In the meantime, Ganna had decided to approach Bettina directly. She’s a sensible woman, was Ganna’s thought; perhaps she’ll understand my position. It did feel like going straight into the lion’s den but, convinced as she was of her superiority, she thought success was pretty certain, and so she had herself announced one day at Bettina’s house. Bettina approached the meeting with trepidation but gave no sign of it, greeting Ganna with the politeness with which she received any visitors to her house. She told me about the conversation later, but it was many months before she included certain details she wanted to spare me, under the depressing first impression.

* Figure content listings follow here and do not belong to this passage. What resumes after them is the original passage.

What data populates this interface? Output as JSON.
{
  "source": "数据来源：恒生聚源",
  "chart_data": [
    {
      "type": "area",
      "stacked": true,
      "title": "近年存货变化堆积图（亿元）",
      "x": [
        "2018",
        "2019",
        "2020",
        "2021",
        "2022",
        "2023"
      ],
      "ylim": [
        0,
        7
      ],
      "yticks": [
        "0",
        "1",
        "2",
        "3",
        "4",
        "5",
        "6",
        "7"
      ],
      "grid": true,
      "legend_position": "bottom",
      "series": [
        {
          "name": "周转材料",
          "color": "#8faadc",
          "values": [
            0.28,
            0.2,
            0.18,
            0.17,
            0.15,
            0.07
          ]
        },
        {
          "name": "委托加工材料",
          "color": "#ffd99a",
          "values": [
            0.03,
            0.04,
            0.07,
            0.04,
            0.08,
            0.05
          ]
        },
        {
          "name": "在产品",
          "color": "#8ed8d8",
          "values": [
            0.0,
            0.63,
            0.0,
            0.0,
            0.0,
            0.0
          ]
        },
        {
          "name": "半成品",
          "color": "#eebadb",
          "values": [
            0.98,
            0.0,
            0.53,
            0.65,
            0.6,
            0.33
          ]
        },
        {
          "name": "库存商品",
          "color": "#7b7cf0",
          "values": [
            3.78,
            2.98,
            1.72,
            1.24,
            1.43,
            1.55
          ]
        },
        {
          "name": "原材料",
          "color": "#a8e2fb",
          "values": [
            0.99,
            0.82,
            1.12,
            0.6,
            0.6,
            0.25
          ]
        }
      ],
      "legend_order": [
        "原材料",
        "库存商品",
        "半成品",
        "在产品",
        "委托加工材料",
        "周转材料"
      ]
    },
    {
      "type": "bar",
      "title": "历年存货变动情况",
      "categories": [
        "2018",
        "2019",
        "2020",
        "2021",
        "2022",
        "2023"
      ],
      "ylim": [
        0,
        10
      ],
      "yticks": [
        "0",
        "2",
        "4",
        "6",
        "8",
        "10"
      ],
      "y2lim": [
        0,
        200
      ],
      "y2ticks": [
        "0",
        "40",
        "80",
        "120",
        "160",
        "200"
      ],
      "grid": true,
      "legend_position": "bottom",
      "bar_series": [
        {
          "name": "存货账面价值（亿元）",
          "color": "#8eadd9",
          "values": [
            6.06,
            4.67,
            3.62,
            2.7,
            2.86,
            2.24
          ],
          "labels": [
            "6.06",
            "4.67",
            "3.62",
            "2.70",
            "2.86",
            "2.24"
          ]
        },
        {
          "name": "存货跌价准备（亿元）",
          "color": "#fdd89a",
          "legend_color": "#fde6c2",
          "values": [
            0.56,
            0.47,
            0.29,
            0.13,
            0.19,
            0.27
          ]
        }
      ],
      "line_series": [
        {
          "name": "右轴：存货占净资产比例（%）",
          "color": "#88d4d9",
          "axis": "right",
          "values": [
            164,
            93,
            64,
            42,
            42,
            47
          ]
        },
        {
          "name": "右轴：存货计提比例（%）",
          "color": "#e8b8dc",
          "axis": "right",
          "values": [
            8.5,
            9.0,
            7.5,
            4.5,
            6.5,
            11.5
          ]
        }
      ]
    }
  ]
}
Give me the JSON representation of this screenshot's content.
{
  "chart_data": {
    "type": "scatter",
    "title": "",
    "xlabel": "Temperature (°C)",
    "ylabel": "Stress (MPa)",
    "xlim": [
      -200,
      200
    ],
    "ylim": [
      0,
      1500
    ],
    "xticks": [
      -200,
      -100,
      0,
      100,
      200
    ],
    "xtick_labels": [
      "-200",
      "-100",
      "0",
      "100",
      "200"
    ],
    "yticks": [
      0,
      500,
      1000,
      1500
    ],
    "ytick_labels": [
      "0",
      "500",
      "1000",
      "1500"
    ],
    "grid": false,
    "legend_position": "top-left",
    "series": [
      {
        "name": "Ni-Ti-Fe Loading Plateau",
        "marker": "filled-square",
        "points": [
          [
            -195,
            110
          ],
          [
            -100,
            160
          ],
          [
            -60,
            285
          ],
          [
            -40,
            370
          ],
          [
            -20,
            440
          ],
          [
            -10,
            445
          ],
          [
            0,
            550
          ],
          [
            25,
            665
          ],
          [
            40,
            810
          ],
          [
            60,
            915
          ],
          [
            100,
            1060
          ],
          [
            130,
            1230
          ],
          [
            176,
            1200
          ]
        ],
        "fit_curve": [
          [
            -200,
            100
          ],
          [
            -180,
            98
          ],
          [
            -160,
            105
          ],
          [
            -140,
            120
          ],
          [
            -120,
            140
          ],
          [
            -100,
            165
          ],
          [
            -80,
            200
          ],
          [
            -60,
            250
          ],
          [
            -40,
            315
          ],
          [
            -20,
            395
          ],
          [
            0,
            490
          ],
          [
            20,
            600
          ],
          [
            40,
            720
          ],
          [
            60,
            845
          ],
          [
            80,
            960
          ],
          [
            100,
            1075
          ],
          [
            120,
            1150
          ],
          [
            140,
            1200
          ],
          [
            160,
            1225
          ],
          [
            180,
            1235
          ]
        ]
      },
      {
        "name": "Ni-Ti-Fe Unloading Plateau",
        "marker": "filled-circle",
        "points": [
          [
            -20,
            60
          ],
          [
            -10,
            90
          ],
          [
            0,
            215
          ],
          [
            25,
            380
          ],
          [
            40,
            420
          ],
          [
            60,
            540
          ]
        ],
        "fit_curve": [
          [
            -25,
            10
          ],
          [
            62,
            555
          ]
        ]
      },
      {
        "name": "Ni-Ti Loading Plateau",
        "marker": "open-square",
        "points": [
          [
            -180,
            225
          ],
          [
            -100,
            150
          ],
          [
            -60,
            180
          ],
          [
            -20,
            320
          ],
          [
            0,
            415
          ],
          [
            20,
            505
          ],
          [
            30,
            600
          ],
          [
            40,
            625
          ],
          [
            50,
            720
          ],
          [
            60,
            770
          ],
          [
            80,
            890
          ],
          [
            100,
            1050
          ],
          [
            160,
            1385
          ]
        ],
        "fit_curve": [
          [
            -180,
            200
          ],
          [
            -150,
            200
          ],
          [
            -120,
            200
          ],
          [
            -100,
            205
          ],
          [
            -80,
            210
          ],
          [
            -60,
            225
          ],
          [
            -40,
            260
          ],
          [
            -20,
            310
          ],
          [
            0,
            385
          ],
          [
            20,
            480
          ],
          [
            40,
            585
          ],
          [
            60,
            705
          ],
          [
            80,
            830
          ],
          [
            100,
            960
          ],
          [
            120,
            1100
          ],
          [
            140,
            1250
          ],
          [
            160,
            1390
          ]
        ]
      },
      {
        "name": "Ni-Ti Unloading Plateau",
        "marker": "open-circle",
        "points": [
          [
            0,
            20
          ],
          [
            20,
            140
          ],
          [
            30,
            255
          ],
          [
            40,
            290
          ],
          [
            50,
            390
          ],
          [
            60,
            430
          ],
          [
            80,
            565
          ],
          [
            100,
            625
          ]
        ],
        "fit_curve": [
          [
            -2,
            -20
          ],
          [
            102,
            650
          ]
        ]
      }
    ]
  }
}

A daintily laid table, tea prepared in accordance with a tested recipe, a plate of freshly cut sandwiches — the times would have allowed or expected nothing less, but in Ganna’s eyes it is a feast. She is starving. She looks wretched, tired and tormented. Her dress is at least three years old and fits her badly. Bettina feels a profound sympathy for her, prevails on her to have something to eat, keeps refilling her cup. Ganna eats and drinks. Her eyes scan the room. She appraises the tasteful furnishings with a woebegone demeanour.
‘Yes, you have good taste all right,’ she says sadly to herself, ‘there’s no denying that. But it all takes time.’
Gently Bettina indicates that she doesn’t think it’s a mistake to have time, or to take time.
‘No, but it leads one to have too strong a sense of one’s own interests,’ Ganna delivers the pedantic and well-prepared counter.
That depended on the nature of those interests, Bettina observes coolly. Ganna laughs, a little shrilly.
‘Well, as far as yours are concerned, I would imagine they are largely confined to your person,’ she says. Bettina is astounded to be offered so much insight into her nature so quickly.